Other types of LLC Capital Contributions
Besides contributing services to an LLC, Members can make LLC capital contributions and/or contribute personal property to an LLC.
Hello,
Back again with some additional inquiries regarding operating agreements. I’ve formed my LLC, which has two members (my spouse and I who will assume 50% ownership each). All of our finances are joint (i.e. the pay from both of our 9-5’s are direct deposited into the same checking account).
Question 1:
Is there a legitimate need for an initial capital contribution? The intent was to use money from our personal account to pay for business expenses until the business began generating funds, at which point those funds would be routed to a business account separate from our personal monies, and used to cover future business expenses.
Question 2:
If my wife and I both intend to tackle the responsibilities of this venture, is there a requirement to assign a Chief Executive Member? I want to maintain flexibility and feel like that could create unnecessary limitations.
Thanks in advanced.
Hi BW, yes, the capital contribution is known as “consideration” in contract law. It’s what you trade in exchange for your 50% LLC Membership Interest.

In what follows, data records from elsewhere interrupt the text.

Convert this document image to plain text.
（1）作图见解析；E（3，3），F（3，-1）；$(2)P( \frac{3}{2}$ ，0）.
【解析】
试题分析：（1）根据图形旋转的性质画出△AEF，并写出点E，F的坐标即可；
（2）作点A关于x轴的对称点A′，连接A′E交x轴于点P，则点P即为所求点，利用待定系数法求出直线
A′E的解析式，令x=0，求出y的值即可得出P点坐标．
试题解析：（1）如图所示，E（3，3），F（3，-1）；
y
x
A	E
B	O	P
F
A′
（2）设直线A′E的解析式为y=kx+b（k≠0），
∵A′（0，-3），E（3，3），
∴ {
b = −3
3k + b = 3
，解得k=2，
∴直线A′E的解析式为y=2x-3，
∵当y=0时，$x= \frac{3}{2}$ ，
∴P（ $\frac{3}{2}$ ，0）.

Technically, your capital contribution can be as simple as $100. However, I recommend making it an amount that would fund the business. For example, both you and your wife each contribute $1,000 or $10,000 each. Then pay the business expenses from the LLC bank account, not your personal account. It’s known as commingling of assets when you pay business expenses with personal funds… or pay personal expenses with business funds.
To avoid this, if you want to pay business expenses, you move money from your personal account into the LLC bank account and then pay business expenses. Or vice versa. To pay personal expenses, move money from the LLC bank account to your personal account and then pay personal expenses.
And no, there is no requirement to appoint a Chief Executive Member. Hope that helps!